After a talk I did last week, I've been reflecting on the diversity of clergy families and their experiences. It can be difficult I must admit, writing so frequently about the negatives of ministry life, and I truly hope one day when I'm asked I can say all the experiences are positive. But for now, perhaps it's ok to be the one who bears difficult news in the hope that very soon it won't be news, but the past.
Speaking of starting conversations, I've been reading more about the lives of Pastor's Husbands (PHs) recently, trying to understand if there are any differences compared to Pastor's Wives. I've been surprised by how little I've been able to find, but also what I have found is quite different to what clergy wives experience. We've added some personal stories to our resource page, but I wanted to share three experiences that have popped up over the articles I've read and see what you think of them.
- Flexible! Generally speaking clergy wives are expected to be in a joint ministry and participate heavily in church activities. Pastor's Husbands however do not have these expectations on them. In fact, there is the expectation that they will have full time jobs outside of the church, but also feel welcome to join in where they wish to at church.
- Stand Down. Several PHs have mentioned the difficulty of stepping aside to let their wives handle difficult situations or criticisms. They naturally want to help protect and care for their wives when they are confronted with these difficulties but are learning over time they have to accept they are a listening ear or comforting shoulder instead of a protector.
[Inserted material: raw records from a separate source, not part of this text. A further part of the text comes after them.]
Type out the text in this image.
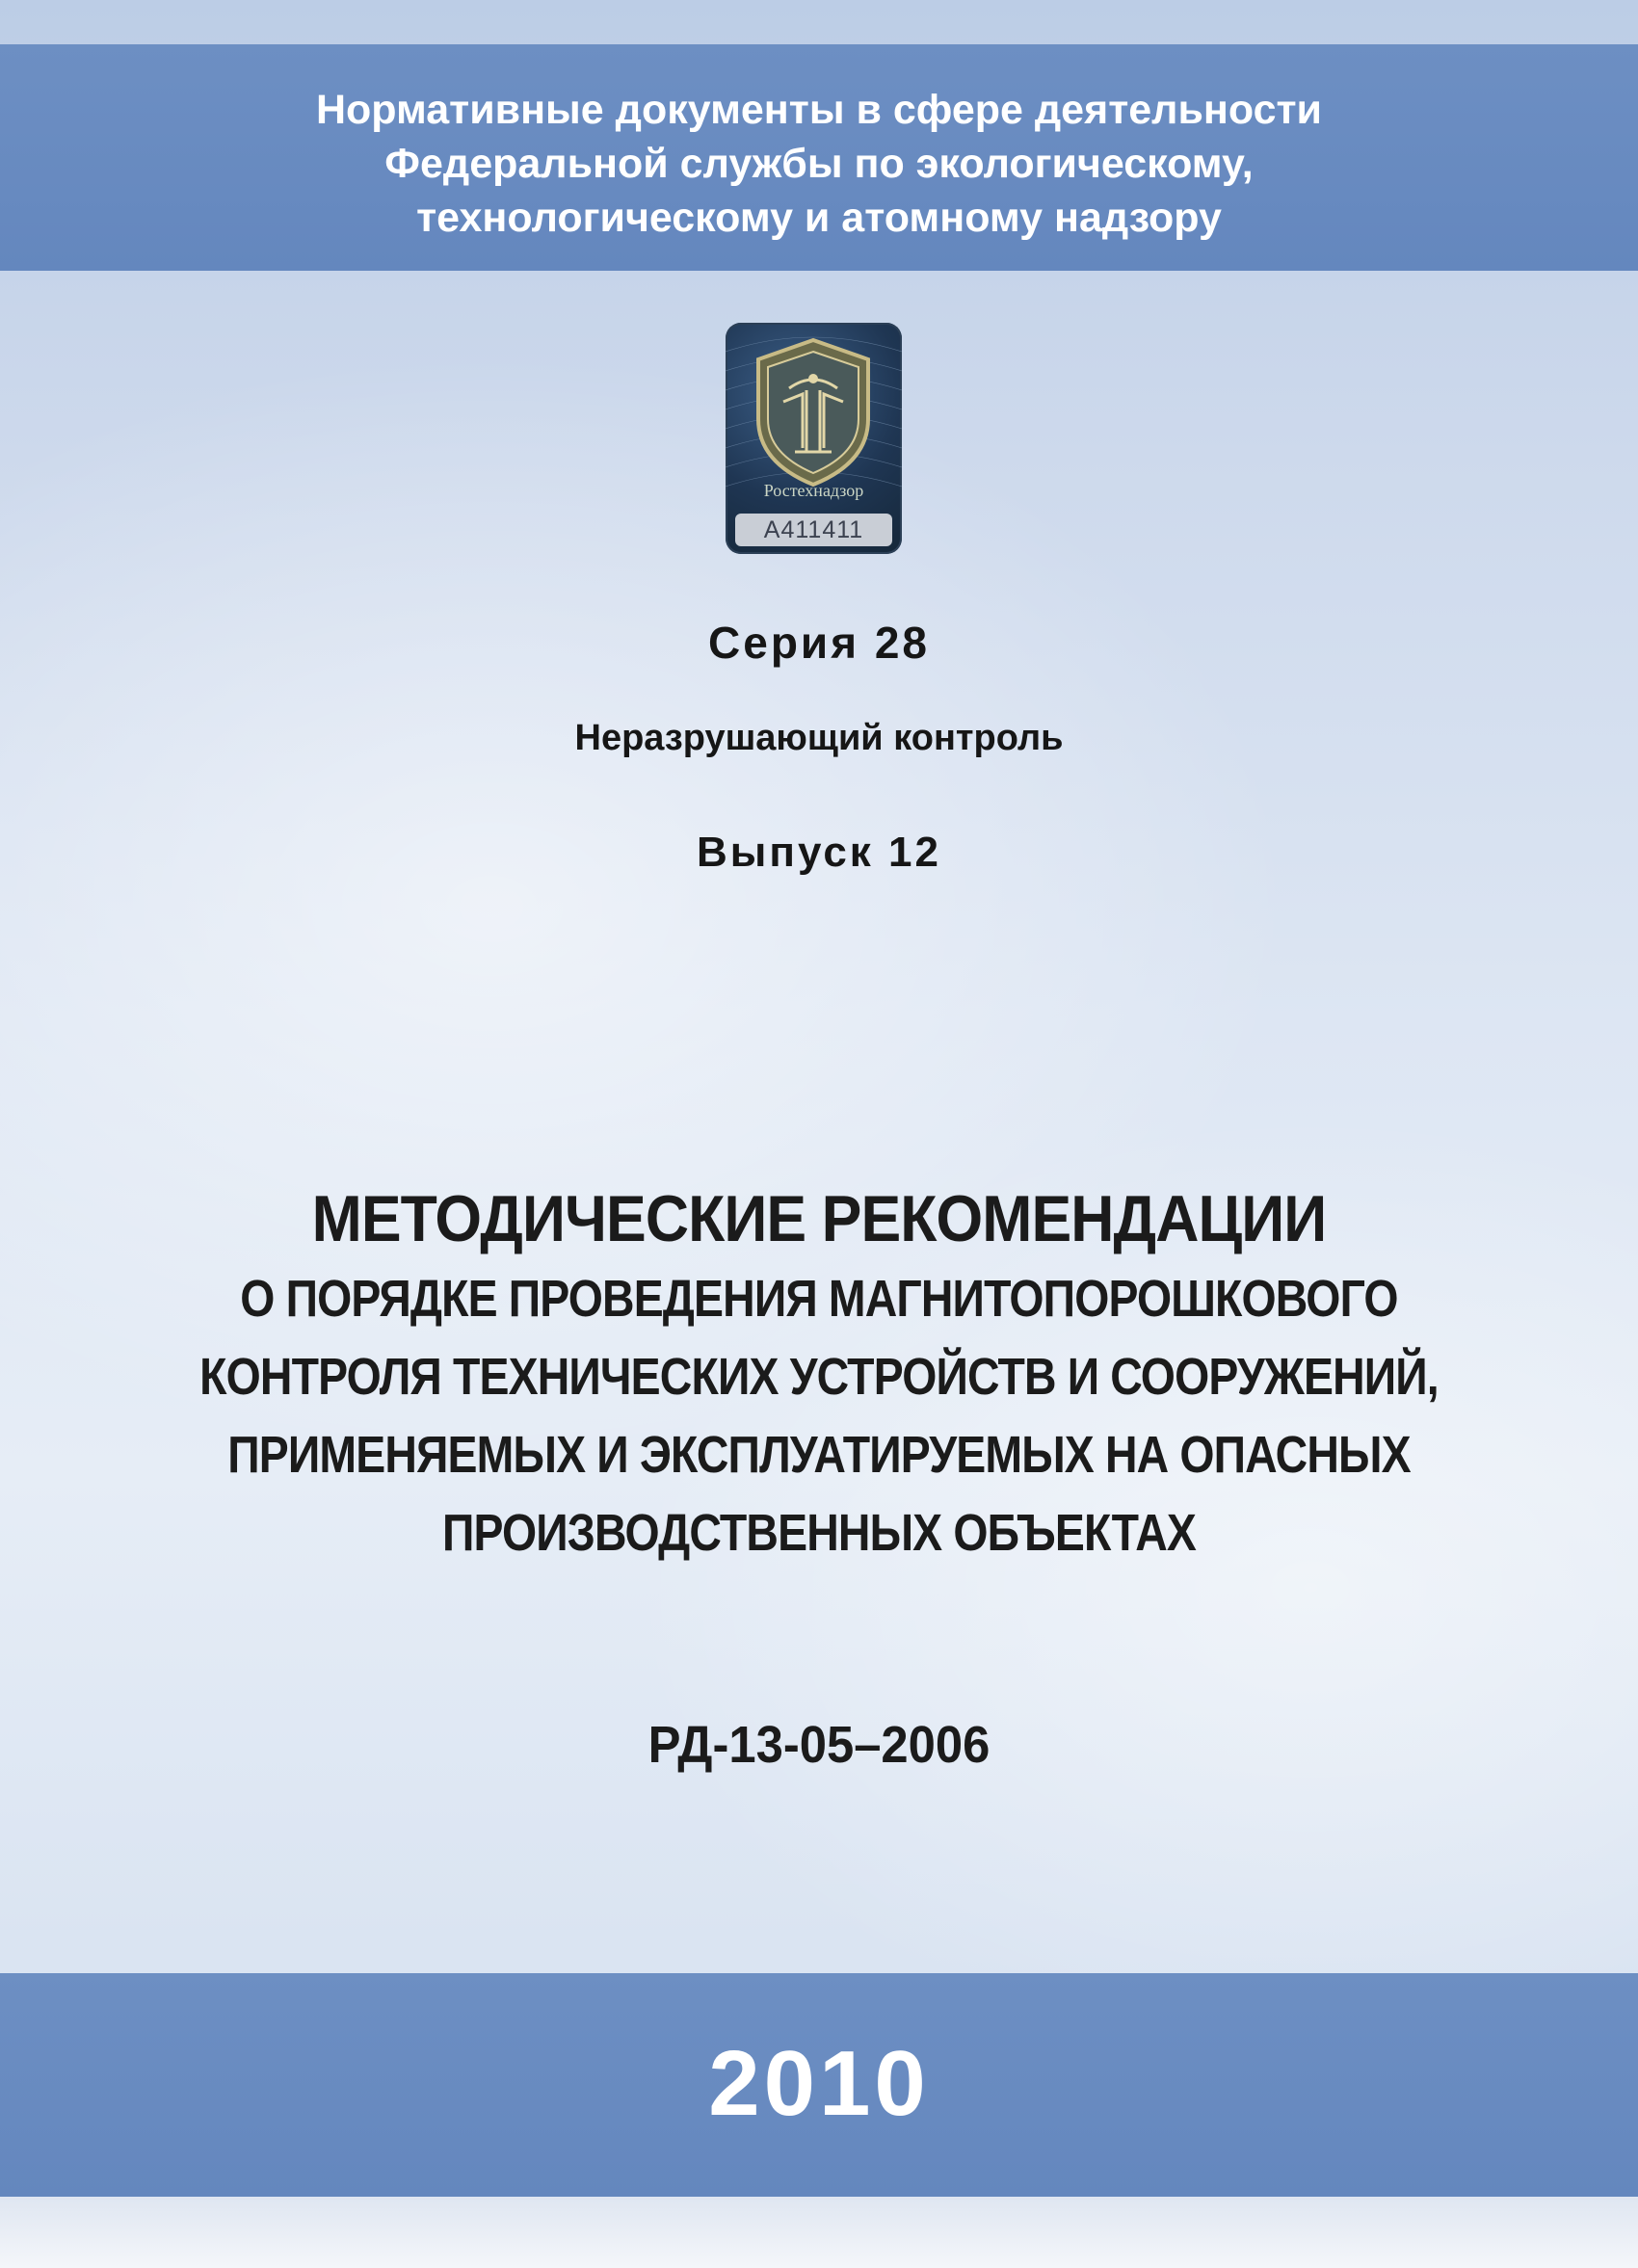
Нормативные документы в сфере деятельности
Федеральной службы по экологическому,
технологическому и атомному надзору
Ростехнадзор
A411411
Серия 28
Неразрушающий контроль
Выпуск 12
МЕТОДИЧЕСКИЕ РЕКОМЕНДАЦИИ
О ПОРЯДКЕ ПРОВЕДЕНИЯ МАГНИТОПОРОШКОВОГО
КОНТРОЛЯ ТЕХНИЧЕСКИХ УСТРОЙСТВ И СООРУЖЕНИЙ,
ПРИМЕНЯЕМЫХ И ЭКСПЛУАТИРУЕМЫХ НА ОПАСНЫХ
ПРОИЗВОДСТВЕННЫХ ОБЪЕКТАХ
РД-13-05–2006
2010
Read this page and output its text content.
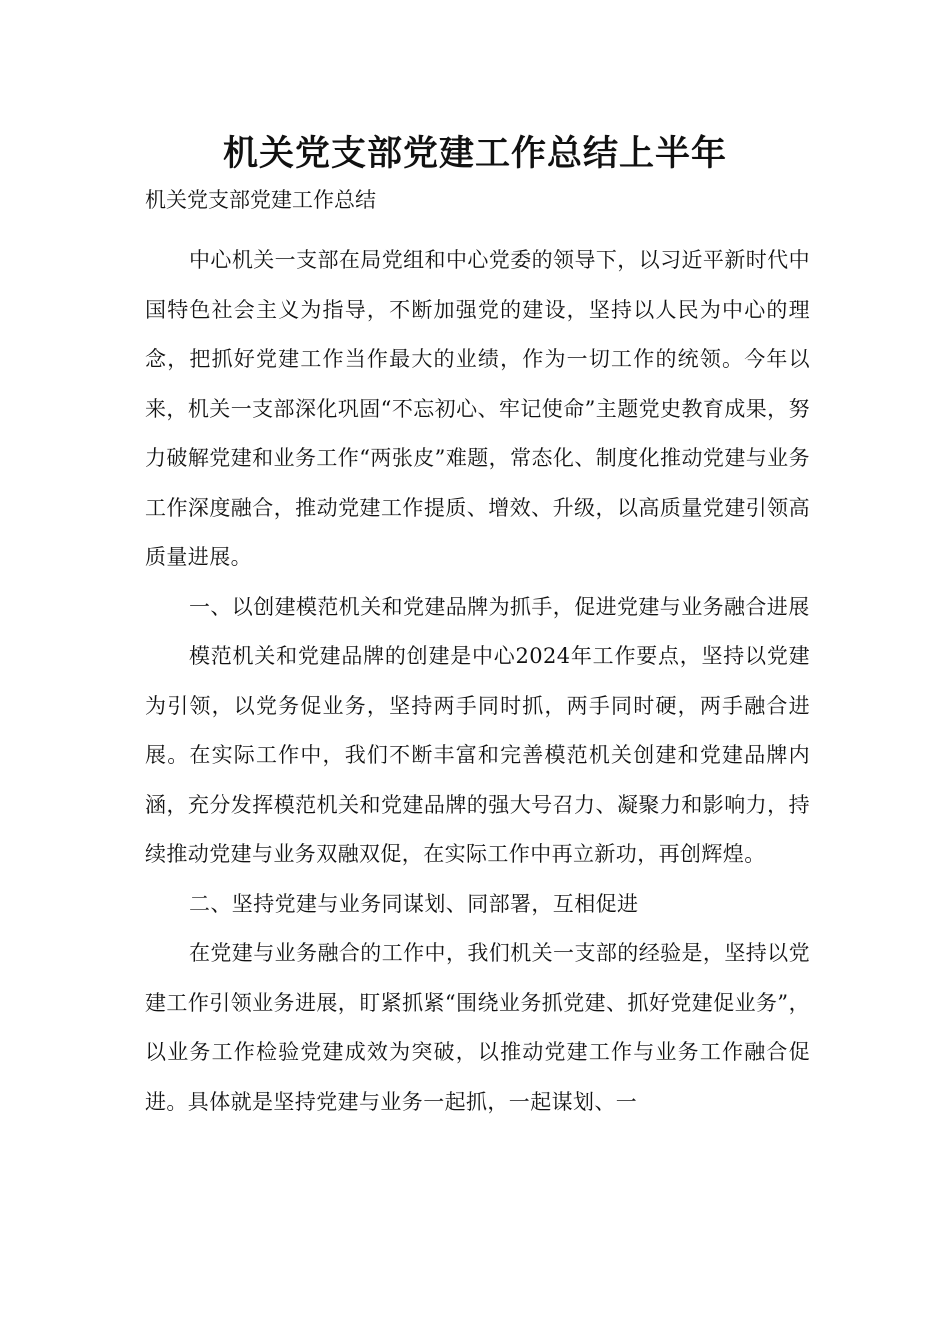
机关党支部党建工作总结上半年

机关党支部党建工作总结

中心机关一支部在局党组和中心党委的领导下，以习近平新时代中国特色社会主义为指导，不断加强党的建设，坚持以人民为中心的理念，把抓好党建工作当作最大的业绩，作为一切工作的统领。今年以来，机关一支部深化巩固“不忘初心、牢记使命”主题党史教育成果，努力破解党建和业务工作“两张皮”难题，常态化、制度化推动党建与业务工作深度融合，推动党建工作提质、增效、升级，以高质量党建引领高质量进展。

一、以创建模范机关和党建品牌为抓手，促进党建与业务融合进展

模范机关和党建品牌的创建是中心2024年工作要点，坚持以党建为引领，以党务促业务，坚持两手同时抓，两手同时硬，两手融合进展。在实际工作中，我们不断丰富和完善模范机关创建和党建品牌内涵，充分发挥模范机关和党建品牌的强大号召力、凝聚力和影响力，持续推动党建与业务双融双促，在实际工作中再立新功，再创辉煌。

二、坚持党建与业务同谋划、同部署，互相促进

在党建与业务融合的工作中，我们机关一支部的经验是，坚持以党建工作引领业务进展，盯紧抓紧“围绕业务抓党建、抓好党建促业务”，以业务工作检验党建成效为突破，以推动党建工作与业务工作融合促进。具体就是坚持党建与业务一起抓，一起谋划、一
- I'm Not A Pastor! There seems to be a bit of confusion in churches what to call PHs married to the minister, if the pastor has a title, why not their spouse?! This can lead to the assumption that the husband is also a Pastor when they have no theological training or desire to be in paid ministry. I love this summary: "I have had more than one person try to call me a pastor- which is odd since I have no pastoral training, don’t have a formal job in our church, and have no standing within our denomination. I don’t deserve, nor do I want a title. One young lady from the youth group called me “Pastor Mitch” a couple times, so I started calling her “Admiral”. She had the same right to her title as did I mine. It was a running joke for a few Sundays." - Mitch (see article here)
The role of Pastor's Husband has not had as long to be defined as the Pastor's Wives so there seems to be a lot of ambiguity regarding their role in the church, their spouses' life and ministry. Perhaps this is a good thing. There is room to create their own definition of the role rather than fit into a preconceived one.